MCORE is a construction plan that is funded by the University, the U.S Department of Transportation and Champaign-Urbana Mass Transit District. The project’s main goal is to improve traffic flow and infrastructure on campus.
According to Kris Koester, public information officer for the City of Champaign public works, construction is halfway done in the intersection of Green and Wright streets. This intersection construction was not originally planned to start until after Commencement in May. However, due to its cancellation, the project team decided to move up their planning timeline and work on the project right after spring break.
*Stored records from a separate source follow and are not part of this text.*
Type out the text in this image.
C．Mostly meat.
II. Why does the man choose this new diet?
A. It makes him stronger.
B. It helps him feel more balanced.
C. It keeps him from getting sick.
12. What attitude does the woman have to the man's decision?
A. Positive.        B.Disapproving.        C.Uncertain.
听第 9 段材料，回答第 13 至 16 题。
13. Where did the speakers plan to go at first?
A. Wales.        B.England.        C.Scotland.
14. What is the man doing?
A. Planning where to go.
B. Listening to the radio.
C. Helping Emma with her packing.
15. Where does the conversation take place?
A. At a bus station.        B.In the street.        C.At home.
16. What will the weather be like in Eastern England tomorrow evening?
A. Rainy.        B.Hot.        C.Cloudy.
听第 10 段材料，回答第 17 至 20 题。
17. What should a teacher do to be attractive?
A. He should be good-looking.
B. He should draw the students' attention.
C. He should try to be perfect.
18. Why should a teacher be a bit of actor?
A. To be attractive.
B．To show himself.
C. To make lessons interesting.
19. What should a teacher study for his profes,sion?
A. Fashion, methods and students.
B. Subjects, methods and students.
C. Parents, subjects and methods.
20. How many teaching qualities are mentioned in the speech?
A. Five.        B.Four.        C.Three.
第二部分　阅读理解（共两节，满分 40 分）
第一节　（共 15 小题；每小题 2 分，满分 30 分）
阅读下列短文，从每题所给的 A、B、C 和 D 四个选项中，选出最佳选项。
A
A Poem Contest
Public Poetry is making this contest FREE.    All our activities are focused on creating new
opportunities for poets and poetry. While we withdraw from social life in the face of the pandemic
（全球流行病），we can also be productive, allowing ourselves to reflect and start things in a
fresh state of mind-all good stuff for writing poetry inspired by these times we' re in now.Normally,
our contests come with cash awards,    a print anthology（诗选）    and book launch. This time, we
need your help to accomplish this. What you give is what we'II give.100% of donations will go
Koester said under Illinois Gov. J.B. Pritzker’s executive order, construction is considered an essential function. He said they are moving forward with phase B of project four of the construction, working on Wright Street, Springfield Avenue and Green Street.
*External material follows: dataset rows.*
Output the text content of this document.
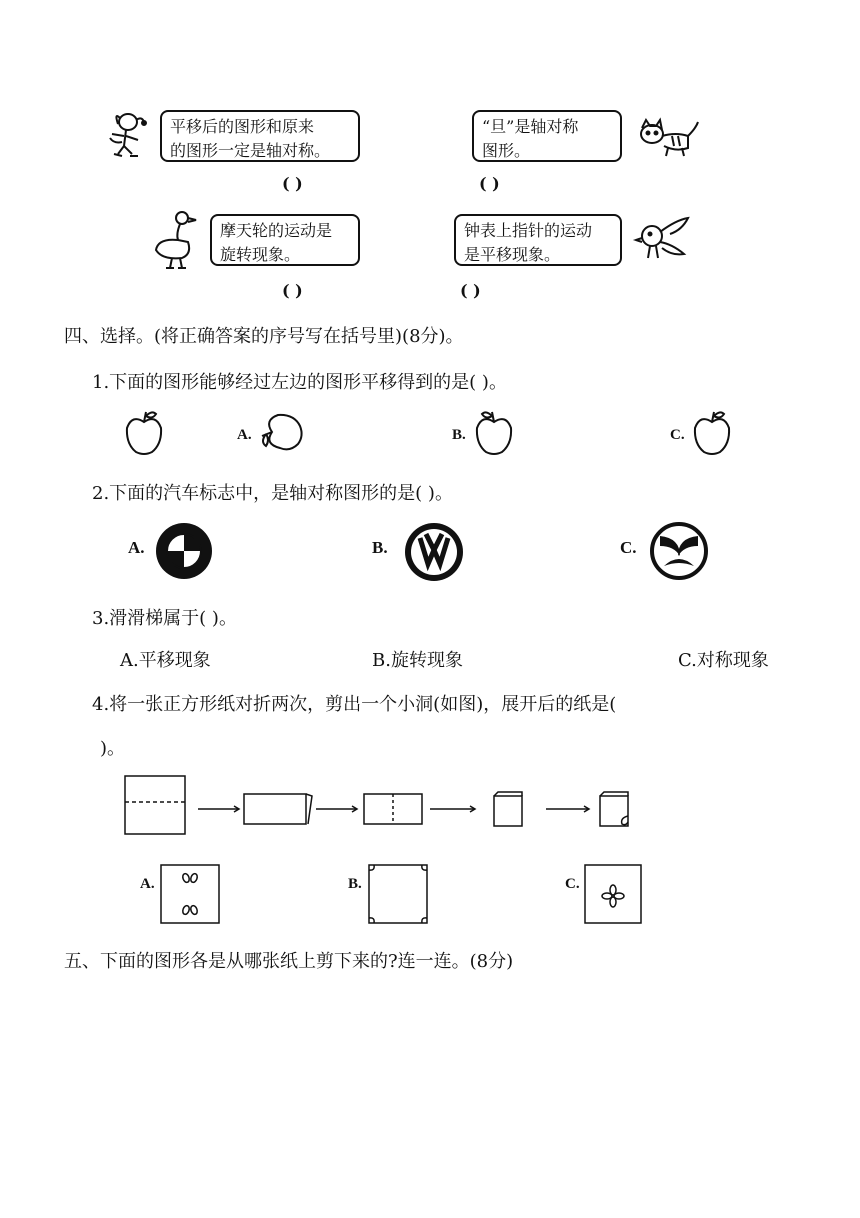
平移后的图形和原来
的图形一定是轴对称。
( )
“旦”是轴对称
图形。
( )
摩天轮的运动是
旋转现象。
( )
钟表上指针的运动
是平移现象。
( )
四、选择。(将正确答案的序号写在括号里)(8分)。
1.下面的图形能够经过左边的图形平移得到的是( )。
A.	B.	C.
2.下面的汽车标志中，是轴对称图形的是( )。
A.	B.	C.
3.滑滑梯属于( )。
A.平移现象	B.旋转现象	C.对称现象
4.将一张正方形纸对折两次，剪出一个小洞(如图)，展开后的纸是(
)。
A.	B.	C.
五、下面的图形各是从哪张纸上剪下来的?连一连。(8分)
“Work is continuing as originally planned before we started last summer. During this time, in addition, we are asking for construction crews to apply social distancing requirements and job site safety requirements,” Koester said.
Safety guidelines that are implemented for the construction environment consist of maintaining social separation from workers when possible and requiring workers to use personal protective equipment.
“Since we were allowed to move forward, some of the measures that are placed is general contractors are accessing health of workers upon arrival and during work by asking questions about how they are feeling, making sure they’re not coughing, don’t have a temperature … providing additional hand washing stations,” Koester said.
Syntyche Kanku, senior in ACES, said although construction does not affect her due to not going outside, she is concerned about the workers’ health.
“I can understand why construction workers are essential workers, but for that project, I don’t think it is a necessity. I personally don’t think that construction workers working on that project need to be working,” Kanku said. “I personally think they should be at home with their families where they are more safe.”
Kevin Soto, graduate student in social work, said he is also concerned about the workers’ health. He hopes they receive sufficient care or have regulations for a safe working environment. However, due to how long the MCORE project has been on campus, he said he hopes this will speed up the process.
“It’s great that they are trying to get this construction going, which means that people are donating money or trying to improve campus, but just because it has been going along for so long, it is kind of a staple of what campus is right now,” Soto said. “It makes it a little less pretty. It doesn’t deface it by any means, but I mean, if they can get more work in and be properly protective then now is a great time.”
Koester said it is unclear whether the lack of students on campus will affect the overall pace of construction.
“I would say it is probably too early to tell. I think there will always be more flexibility and time to finish and perhaps get more of the project completed before the fall semester begins, with hopes that students return for regular fall semester,” Koester said.